Lexing with Ragel and Parsing with Yacc using Go

Occasionally I need to parse some input for processing and analysis. A Go Advent post from 2014 described handwritten lexers and parsers using Go for this purpose. The post is worth a read, describing how you can implement your own sql interpreter using nothing more than the standard library. The approach is used in InfluxDB’s query engine and can be quite powerful, but requires a certain amount of ceremony that can also be avoided. By using a parser generator like Yacc and a lexer like Ragel you can better define what the structure is from how you interpret that structure.

Interestingly the article states the difficulty with using parser generators like Ragel and Yacc. These tools can be difficult but with a baseline understanding they can be used to create powerful and performant state-machines for processing input that requires a specific structure. The complexity of a simple parser can only go so far but a properly implemented generator can drive entire applications efficiently. As a concrete example the official GraphQL library uses Yacc as its query interpreter. This Yacc parser creates an AST representing a GraphQL query that can be fed into another component for execution.

Unfortunately there is little documentation on how these tools work together using Go. Even the well-written go documentation is a little thin on its Yacc integration. This post attempts to alleviate the initial hurdle.

As a concrete example we’re going to implement the linux documentation project’s yacc thermostat example using Go. This little program maintains a state machine managing a thermostat: you can use a specific set of commands to turn heat on/off or set a specific temperature. We’ll implement a program which takes in a string of commands as text and outputs the current state at each step.

To interpret the set of commands we’ll need a way of processing the raw text input. The tldp example uses lex, but we’ll use Ragel with its Go support. We do this by extracting symbols from the raw input. Once we have enough symbols to figure out what to do, like heat on, (notice how both heat and on mean nothing on their own) we’ll take an action using Yacc. Ragel tokenizes the input string into symbols while Yacc handles a sequence of these symbols.

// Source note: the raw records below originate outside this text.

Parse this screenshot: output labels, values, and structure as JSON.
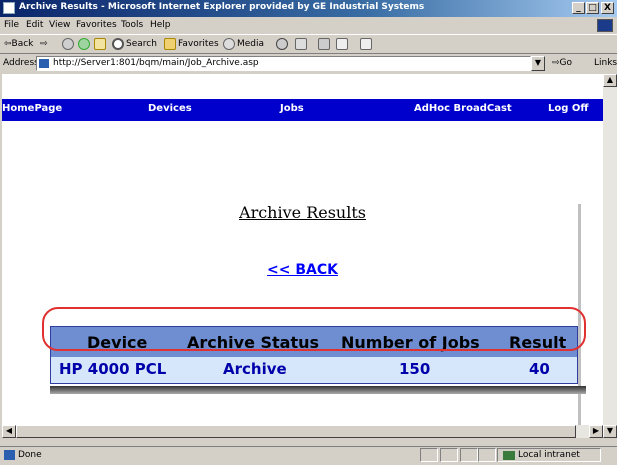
{
  "window": {
    "title": "Archive Results - Microsoft Internet Explorer provided by GE Industrial Systems",
    "controls": {
      "minimize": "_",
      "maximize": "□",
      "close": "X"
    }
  },
  "menu": [
    "File",
    "Edit",
    "View",
    "Favorites",
    "Tools",
    "Help"
  ],
  "toolbar": {
    "back": "⇦Back",
    "forward": "⇨",
    "search": "Search",
    "favorites": "Favorites",
    "media": "Media"
  },
  "address": {
    "label": "Address",
    "url": "http://Server1:801/bqm/main/Job_Archive.asp",
    "go": "Go",
    "links": "Links"
  },
  "nav": [
    "HomePage",
    "Devices",
    "Jobs",
    "AdHoc BroadCast",
    "Log Off"
  ],
  "page": {
    "heading": "Archive Results",
    "back_link": "<< BACK"
  },
  "table": {
    "headers": [
      "Device",
      "Archive Status",
      "Number of Jobs",
      "Result"
    ],
    "rows": [
      [
        "HP 4000 PCL",
        "Archive",
        "150",
        "40"
      ]
    ]
  },
  "status": {
    "text": "Done",
    "zone": "Local intranet"
  },
  "colors": {
    "nav_bg": "#0000cc",
    "table_header_bg": "#6f8ed1",
    "table_row_bg": "#d6e6fb",
    "highlight": "#e03030"
  }
}
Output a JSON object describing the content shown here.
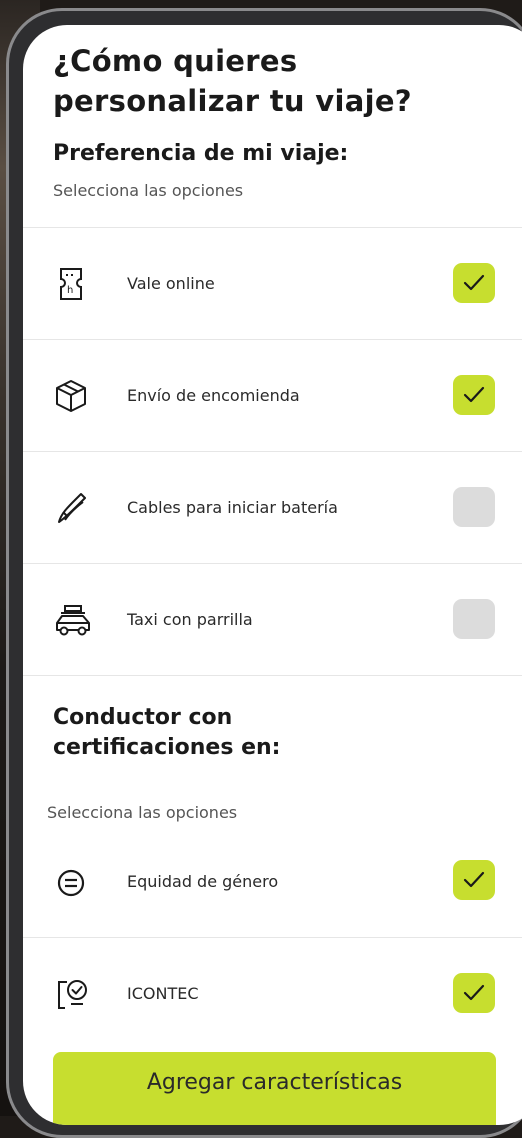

Both Ragel and Yacc are generators: you define your lexer and parser, conceptually a state machine, using their grammar, and you run a tool to generate code so your program can run the machine. It’s essentially a DSL with a slight exception in that you embed your own code — in this case Go code — into their DSL. Code generation removes a lot of the ceremony around processing input and can be very performant for processing.

A Ragel Lexer

To start out we need a Go struct that implements our lexer. We’ll define a file, lex.rl, to hold our struct. This Ragel file will be transpiled to Go using Ragel’s cli. Even though this is a .rl file we will mix Go code with the Ragel DSL, and everything will be outputted as Go code.

type lexer struct {
data []byte
p, pe, cs int
ts, te, act int

Our struct has a field to hold data for the interpreter as well as a set of odd variables. These variables are used by the generated Ragel code to maintain the current position of its state machine as it interprets the data array. ts and te, for instance, refer to token start and token end. They are described in the Ragel documentation which is worth a read.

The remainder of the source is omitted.